Não é somente a transferência de CR7 para o futebol italiano que merece espaço nessa Retrospectiva 2018. Cristiano Ronaldo corre menos do que nos seus áureos tempos, mas fez da Juventus uma das equipes mais fortes da temporada. São 17 vitórias em 19 rodadas do Campeonato Italiano e a sensação de que o céu é o limite para a equipe de Turim.

Voltando para as seleções, a eliminação do Brasil para a Bélgica levantou mais uma vez o questionamento sobre o papel da nossa seleção no cenário mundial. A equipe comandada por Tite sobrou contra rivais latino americanos, mas penou diante de uma Bélgica extremamente bem montada e organizada pelo técnico Roberto Martínez. A derrota por dois a um em Kazan fez com que muita gente se questionasse se realmente o Brasil ainda era uma potência do futebol e se nossos jogadores podem bater de frente com os europeus. Talvez a dor da derrota (natural em todo torcedor mais apaixonado) apagasse os méritos de Hazard, De Bruyne, Lukaku, Courtois e outros numa atuação quase perfeita na primeira etapa e também os méritos de Tite ao ajustar o time nos 45 minutos finais. O gol do empate não saiu por mero capricho dos deuses do velho e rude esporte bretão.

Foi o Brasil que jogou mal ou foi a Bélgica que jogou muito bem? Este que escreve fica com a segunda opção.

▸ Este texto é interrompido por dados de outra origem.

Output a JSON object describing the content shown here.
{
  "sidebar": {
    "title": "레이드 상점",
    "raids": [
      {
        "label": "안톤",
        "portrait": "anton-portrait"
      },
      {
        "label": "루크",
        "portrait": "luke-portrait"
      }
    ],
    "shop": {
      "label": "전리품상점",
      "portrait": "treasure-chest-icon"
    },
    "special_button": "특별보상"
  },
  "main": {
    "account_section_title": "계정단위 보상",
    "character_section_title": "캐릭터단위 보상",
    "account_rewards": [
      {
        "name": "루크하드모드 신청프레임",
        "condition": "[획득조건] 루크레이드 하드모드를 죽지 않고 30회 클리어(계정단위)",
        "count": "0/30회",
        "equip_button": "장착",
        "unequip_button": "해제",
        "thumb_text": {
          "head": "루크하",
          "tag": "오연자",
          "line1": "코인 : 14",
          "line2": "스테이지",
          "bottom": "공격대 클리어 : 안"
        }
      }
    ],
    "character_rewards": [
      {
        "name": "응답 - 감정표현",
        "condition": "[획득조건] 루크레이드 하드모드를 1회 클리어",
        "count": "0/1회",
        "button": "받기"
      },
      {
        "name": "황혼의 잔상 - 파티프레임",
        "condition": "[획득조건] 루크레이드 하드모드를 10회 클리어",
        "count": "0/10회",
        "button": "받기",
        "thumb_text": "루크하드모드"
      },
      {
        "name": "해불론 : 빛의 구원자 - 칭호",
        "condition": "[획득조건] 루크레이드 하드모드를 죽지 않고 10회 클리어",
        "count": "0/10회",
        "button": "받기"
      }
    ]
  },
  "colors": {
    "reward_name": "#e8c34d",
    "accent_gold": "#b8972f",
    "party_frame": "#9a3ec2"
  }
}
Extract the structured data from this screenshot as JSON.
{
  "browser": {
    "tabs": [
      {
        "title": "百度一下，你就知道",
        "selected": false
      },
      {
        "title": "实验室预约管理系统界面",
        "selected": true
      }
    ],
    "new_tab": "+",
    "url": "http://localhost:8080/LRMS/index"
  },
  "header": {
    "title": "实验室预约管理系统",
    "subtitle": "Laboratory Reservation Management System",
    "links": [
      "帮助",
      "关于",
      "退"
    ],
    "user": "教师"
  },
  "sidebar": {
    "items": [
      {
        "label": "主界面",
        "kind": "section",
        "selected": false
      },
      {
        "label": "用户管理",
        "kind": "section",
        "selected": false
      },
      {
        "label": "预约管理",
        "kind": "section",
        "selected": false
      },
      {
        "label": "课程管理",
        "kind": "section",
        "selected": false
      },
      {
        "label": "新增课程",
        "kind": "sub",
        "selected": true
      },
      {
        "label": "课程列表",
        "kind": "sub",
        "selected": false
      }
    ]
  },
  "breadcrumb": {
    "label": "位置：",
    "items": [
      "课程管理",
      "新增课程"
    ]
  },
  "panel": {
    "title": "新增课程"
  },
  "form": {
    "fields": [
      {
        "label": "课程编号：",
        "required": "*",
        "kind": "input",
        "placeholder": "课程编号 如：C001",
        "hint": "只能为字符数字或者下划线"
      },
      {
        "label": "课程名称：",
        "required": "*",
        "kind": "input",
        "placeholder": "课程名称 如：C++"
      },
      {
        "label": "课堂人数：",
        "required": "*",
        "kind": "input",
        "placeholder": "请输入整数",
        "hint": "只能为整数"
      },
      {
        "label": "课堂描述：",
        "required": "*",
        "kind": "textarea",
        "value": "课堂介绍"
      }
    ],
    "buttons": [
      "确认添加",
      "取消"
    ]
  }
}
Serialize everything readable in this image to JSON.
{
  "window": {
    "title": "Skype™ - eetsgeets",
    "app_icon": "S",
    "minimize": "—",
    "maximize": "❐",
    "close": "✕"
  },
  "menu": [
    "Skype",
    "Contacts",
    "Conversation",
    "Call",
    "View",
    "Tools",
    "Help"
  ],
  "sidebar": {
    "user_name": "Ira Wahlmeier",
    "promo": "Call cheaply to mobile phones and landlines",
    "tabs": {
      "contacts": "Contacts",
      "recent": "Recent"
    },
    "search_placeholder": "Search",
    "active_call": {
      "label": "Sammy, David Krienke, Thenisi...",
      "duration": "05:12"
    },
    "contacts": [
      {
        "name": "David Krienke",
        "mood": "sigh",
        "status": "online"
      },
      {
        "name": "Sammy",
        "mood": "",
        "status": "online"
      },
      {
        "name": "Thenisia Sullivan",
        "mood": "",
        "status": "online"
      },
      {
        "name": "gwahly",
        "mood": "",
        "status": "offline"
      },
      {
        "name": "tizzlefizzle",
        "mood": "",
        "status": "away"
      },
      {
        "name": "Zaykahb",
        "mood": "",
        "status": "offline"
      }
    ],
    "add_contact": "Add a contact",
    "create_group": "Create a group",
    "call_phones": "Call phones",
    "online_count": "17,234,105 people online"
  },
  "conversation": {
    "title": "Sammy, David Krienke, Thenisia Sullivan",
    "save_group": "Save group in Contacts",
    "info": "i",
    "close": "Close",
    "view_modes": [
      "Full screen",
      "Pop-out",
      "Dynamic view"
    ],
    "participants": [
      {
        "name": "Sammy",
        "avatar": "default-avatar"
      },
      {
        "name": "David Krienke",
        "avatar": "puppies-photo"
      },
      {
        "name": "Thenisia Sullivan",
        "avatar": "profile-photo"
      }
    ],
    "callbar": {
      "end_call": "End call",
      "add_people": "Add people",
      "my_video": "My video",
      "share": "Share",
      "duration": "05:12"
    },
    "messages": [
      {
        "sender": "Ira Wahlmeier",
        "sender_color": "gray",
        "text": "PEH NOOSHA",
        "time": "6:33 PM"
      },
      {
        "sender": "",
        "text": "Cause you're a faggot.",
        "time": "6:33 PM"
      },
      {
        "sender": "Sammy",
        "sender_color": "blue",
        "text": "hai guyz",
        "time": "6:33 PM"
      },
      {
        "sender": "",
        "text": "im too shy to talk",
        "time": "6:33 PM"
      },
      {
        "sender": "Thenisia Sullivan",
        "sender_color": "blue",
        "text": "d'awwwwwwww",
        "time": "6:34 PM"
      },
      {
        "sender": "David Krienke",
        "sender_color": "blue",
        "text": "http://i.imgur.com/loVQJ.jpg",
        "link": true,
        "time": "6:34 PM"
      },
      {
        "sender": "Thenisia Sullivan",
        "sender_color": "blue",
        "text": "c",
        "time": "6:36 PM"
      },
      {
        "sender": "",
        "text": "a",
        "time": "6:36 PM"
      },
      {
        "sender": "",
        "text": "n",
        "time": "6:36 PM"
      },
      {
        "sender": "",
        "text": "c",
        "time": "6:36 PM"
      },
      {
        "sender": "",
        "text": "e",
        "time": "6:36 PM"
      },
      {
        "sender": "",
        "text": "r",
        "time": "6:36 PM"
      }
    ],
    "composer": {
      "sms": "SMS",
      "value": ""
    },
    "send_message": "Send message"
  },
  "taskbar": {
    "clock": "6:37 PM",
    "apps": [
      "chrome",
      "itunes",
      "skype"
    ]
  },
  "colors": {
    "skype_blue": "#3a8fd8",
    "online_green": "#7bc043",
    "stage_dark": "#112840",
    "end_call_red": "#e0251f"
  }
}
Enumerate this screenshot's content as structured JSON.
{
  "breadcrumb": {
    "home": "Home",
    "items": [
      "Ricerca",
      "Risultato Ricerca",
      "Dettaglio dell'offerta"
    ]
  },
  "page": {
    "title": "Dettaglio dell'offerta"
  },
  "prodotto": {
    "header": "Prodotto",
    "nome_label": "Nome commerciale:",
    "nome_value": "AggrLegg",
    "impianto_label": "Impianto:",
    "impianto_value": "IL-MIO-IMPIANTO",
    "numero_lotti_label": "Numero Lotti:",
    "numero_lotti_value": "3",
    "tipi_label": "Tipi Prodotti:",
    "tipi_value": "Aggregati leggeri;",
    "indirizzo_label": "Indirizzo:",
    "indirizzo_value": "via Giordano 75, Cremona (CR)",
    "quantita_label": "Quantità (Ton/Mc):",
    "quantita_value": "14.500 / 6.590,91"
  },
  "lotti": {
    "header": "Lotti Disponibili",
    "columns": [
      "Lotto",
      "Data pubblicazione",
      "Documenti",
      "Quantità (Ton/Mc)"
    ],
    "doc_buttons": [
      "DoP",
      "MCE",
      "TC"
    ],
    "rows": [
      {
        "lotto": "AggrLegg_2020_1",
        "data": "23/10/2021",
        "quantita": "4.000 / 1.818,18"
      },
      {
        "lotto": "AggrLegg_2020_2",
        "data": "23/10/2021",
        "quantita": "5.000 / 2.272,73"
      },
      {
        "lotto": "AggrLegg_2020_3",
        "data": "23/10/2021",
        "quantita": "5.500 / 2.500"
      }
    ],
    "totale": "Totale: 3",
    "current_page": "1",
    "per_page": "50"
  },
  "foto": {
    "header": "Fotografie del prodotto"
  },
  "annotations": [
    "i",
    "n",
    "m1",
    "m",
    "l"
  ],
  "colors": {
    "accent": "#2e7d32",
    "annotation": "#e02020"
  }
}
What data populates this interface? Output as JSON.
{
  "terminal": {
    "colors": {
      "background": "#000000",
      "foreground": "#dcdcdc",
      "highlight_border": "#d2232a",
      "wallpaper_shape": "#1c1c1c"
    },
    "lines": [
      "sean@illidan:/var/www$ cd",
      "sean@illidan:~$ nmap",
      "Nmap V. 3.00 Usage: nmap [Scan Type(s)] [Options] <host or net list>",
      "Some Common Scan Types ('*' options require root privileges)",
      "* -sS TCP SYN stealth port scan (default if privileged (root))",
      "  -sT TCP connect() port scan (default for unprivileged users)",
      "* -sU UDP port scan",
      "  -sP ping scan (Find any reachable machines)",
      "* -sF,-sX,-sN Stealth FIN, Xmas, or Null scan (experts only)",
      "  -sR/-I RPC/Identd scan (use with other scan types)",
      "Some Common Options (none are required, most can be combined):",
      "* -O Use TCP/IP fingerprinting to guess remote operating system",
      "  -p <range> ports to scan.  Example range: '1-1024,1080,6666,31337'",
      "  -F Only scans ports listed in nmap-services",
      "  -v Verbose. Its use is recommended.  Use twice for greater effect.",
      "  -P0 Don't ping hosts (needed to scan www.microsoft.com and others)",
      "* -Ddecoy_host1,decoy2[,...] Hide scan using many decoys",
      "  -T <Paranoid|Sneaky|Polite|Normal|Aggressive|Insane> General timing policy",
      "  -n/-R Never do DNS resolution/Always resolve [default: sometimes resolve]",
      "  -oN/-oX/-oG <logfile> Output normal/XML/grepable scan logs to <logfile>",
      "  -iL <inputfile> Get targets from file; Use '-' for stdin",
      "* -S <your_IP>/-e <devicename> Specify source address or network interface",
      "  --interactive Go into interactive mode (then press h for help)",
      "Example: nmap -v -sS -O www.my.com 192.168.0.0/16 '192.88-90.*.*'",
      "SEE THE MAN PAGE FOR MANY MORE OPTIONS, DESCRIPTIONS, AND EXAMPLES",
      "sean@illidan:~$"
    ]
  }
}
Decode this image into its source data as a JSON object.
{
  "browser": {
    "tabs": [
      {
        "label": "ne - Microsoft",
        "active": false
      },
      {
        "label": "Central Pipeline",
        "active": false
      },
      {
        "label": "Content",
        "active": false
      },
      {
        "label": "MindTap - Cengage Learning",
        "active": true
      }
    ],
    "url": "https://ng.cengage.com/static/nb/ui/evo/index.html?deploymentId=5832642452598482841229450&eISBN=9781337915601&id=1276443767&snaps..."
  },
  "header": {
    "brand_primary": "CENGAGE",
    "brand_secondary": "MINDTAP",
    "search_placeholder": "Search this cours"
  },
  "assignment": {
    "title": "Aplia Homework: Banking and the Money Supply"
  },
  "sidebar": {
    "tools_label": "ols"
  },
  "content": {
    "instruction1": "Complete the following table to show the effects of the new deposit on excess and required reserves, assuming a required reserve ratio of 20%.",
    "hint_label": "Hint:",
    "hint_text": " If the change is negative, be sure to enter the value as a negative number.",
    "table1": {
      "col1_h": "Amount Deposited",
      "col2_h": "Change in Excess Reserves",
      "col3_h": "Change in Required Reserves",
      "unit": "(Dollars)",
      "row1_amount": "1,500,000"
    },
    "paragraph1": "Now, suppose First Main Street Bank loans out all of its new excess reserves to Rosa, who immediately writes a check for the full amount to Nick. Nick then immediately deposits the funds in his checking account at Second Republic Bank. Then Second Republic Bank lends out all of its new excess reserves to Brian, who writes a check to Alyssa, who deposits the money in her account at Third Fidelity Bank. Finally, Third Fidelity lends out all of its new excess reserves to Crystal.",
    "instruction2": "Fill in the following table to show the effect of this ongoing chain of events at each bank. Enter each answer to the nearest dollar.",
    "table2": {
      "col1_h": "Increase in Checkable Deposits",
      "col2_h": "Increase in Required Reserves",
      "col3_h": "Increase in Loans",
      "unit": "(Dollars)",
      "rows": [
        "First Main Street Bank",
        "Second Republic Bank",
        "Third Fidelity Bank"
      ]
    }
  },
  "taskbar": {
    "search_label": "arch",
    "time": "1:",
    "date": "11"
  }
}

O 4-3-3 de Roberto Martínez surpreendeu muita gente e engoliu a Seleção no primeiro tempo em Kazan. Méritos totais dos jogadores que entenderam a estratégia e da comissão técnica do escrete belga.

Boa parte desse questionamento segue a linha da nossa cultura de resultados. Se vencemos, é porque somos os melhores. Se perdemos, é porque nossos jogadores não honraram a camisa e nosso treinador cometeu erros cruciais. Não que os equívocos não tenham acontecido. Eles foram apontados mais de uma vez aqui na coluna PAPO TÁTICO (que também alertou para a qualidade da equipe belga). Mas não podem jamais esconder o fato de que os adversários também tiveram seus méritos nas vitórias contra a Seleção Brasileira. Quem poderia prever que Roberto Martínez fosse abandonar o 5-4-1 e apostar num 4-3-3 ousado e veloz na primeira etapa do jogo em Kazan? E quem poderia prever que Tite fosse conseguir corrigir os erros da sua equipe após o intervalo quando todos já falavam em novo vexame? O futebol é muito mais do que resultado, meu amigo.

Que no ano de 2019 eu e você consigamos enxergar o velho e rude esporte bretão em todos os seus aspectos e não pelo que achamos que tem que ser. Que nosso futebol volte a brilhar em todos os gramados. E que os motivos para sorrir sejam muito mais numerosos do que os motivos para chorar. Amigo, que seu 2019 seja absurdamente mágico. Essa é a principal mensagem dessa Retrospectiva 2018. Grande abraço!